30 June 2006

still writing offline - silly internets!

29 June 2006

1027hrs

I’m really not sure I can stay awake for this day. Tooooooo tired. It’s worth it, though. I laughed harder last night than I have laughed in years. There were people here from another international organization that’s working with mine and one of them was telling stories about Peru. That doesn’t sound funny, but trust me, it was. There were hand motions. There were leanings over. We laughed until we couldn’t breathe. And then I pulled out my computer and showed a video I took last week of a contortionist who had his legs twisted up behind his arms and was walking around on his arms and, well, his torso I suppose it was, and then leaned back and started rubbing his own bottom in circular motions. This was in public. Children were present. The crowd went wild. The Peruvian guy watched it over and over and laughed until he cried actual tears.

Life in Monrovia is developing a rhythm. The power goes out at 1 am. It comes back at 5 am. Off at 8 am. On at 6 pm. On Wednesdays there are Lebanese meat pies at Mamba Point. We work on Saturday mornings. (I’m not over that yet, by the way.) Sunday afternoons, if all goes well, we head to the beach. And there is evening and there is morning.

On Tuesday night, I sat on a rock at the edge of the ocean and watched the waves crash against my rock and the ones next to it and around it and thought about how it is possible for life to come back in a circle like this: that in 2006 I would be sitting on a rock at the beach in Liberia after so many years away.

30 June 2006

0829 hrs

I’m amused by the fact that I don’t have to think about which clothes to wear each morning. Of course I have to think about what is going on at the office, but I never have to wonder whether it’s better to save the long-sleeved shirt for tomorrow when it might be colder. Because it won’t be colder. Tomorrow will be just about like today is and yesterday was. The only tiny difference is the rain. If it hasn’t rained in the last few hours, you know it because you are too hot by the time you get up to the gate at 8 o’clock in the morning.

I’m sitting out in front of our compound’s office just wishing that the wireless internet will suddenly come on, even though, since no one is in the office and the wireless router is gone, the chances are approximately zero. We’ve heard varying stories of where the wireless router went. First someone had taken it to his friend’s house for a day or two and it would be back soon. Then it had been taken into town to get fixed. Then they just stopped bothering with excuses and started shrugging. We suspect that it’s somewhere with everything else that has disappeared, lying somewhere in a little cache of “lost” items with C’s cell phone, the plate, the knife, the jar of jam, and the crackers that were left on the back porch and poof! Gone. The sad thing is that we no longer have them, so we can’t put them all into one place and make a diorama of them.

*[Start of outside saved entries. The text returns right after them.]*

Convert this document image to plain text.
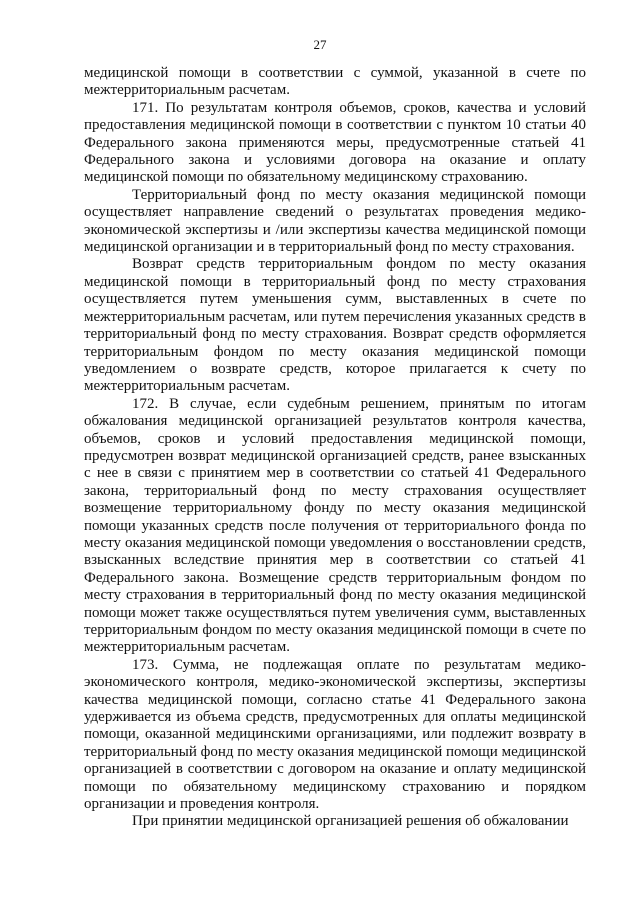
27

медицинской помощи в соответствии с суммой, указанной в счете по межтерриториальным расчетам.

171. По результатам контроля объемов, сроков, качества и условий предоставления медицинской помощи в соответствии с пунктом 10 статьи 40 Федерального закона применяются меры, предусмотренные статьей 41 Федерального закона и условиями договора на оказание и оплату медицинской помощи по обязательному медицинскому страхованию.

Территориальный фонд по месту оказания медицинской помощи осуществляет направление сведений о результатах проведения медико-экономической экспертизы и /или экспертизы качества медицинской помощи медицинской организации и в территориальный фонд по месту страхования.

Возврат средств территориальным фондом по месту оказания медицинской помощи в территориальный фонд по месту страхования осуществляется путем уменьшения сумм, выставленных в счете по межтерриториальным расчетам, или путем перечисления указанных средств в территориальный фонд по месту страхования. Возврат средств оформляется территориальным фондом по месту оказания медицинской помощи уведомлением о возврате средств, которое прилагается к счету по межтерриториальным расчетам.

172. В случае, если судебным решением, принятым по итогам обжалования медицинской организацией результатов контроля качества, объемов, сроков и условий предоставления медицинской помощи, предусмотрен возврат медицинской организацией средств, ранее взысканных с нее в связи с принятием мер в соответствии со статьей 41 Федерального закона, территориальный фонд по месту страхования осуществляет возмещение территориальному фонду по месту оказания медицинской помощи указанных средств после получения от территориального фонда по месту оказания медицинской помощи уведомления о восстановлении средств, взысканных вследствие принятия мер в соответствии со статьей 41 Федерального закона. Возмещение средств территориальным фондом по месту страхования в территориальный фонд по месту оказания медицинской помощи может также осуществляться путем увеличения сумм, выставленных территориальным фондом по месту оказания медицинской помощи в счете по межтерриториальным расчетам.

173. Сумма, не подлежащая оплате по результатам медико-экономического контроля, медико-экономической экспертизы, экспертизы качества медицинской помощи, согласно статье 41 Федерального закона удерживается из объема средств, предусмотренных для оплаты медицинской помощи, оказанной медицинскими организациями, или подлежит возврату в территориальный фонд по месту оказания медицинской помощи медицинской организацией в соответствии с договором на оказание и оплату медицинской помощи по обязательному медицинскому страхованию и порядком организации и проведения контроля.

При принятии медицинской организацией решения об обжаловании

Ah, well. We still have the New Democrat with its Countdown to Power (27 days). That is souvenir enough. There might actually be some power in 27 days. Not out here far away where we live, but we saw workmen cutting down trees and putting up light poles (donated by Ghana even though Liberia is covered in trees) down Tubman Boulevard in Sinkor and over to the hospital.

0847 hrs. Still no one to open the office and give me internet. Still no ride. We were supposed to ready to be picked up at 8 am. More even than East Africa, Liberia seems to be a place where you wait and wait and wait only to be suddenly told to do something RIGHT NOW that you could have been done with already if only you hadn’t had to wait so long. Maybe this is partly because we are interns and everyone else is more important than us, so we wait for a ride for an hour but then can’t keep the ride waiting for even five minutes because someone more important is in the car.


And... gotta go. Car just got here.








1 comment:

traci said...

i loved this post, first because i can relate to the weather being hot, hot all the time hot. no change from the hot, except for the rain. also the story about where the wireless router went. classic.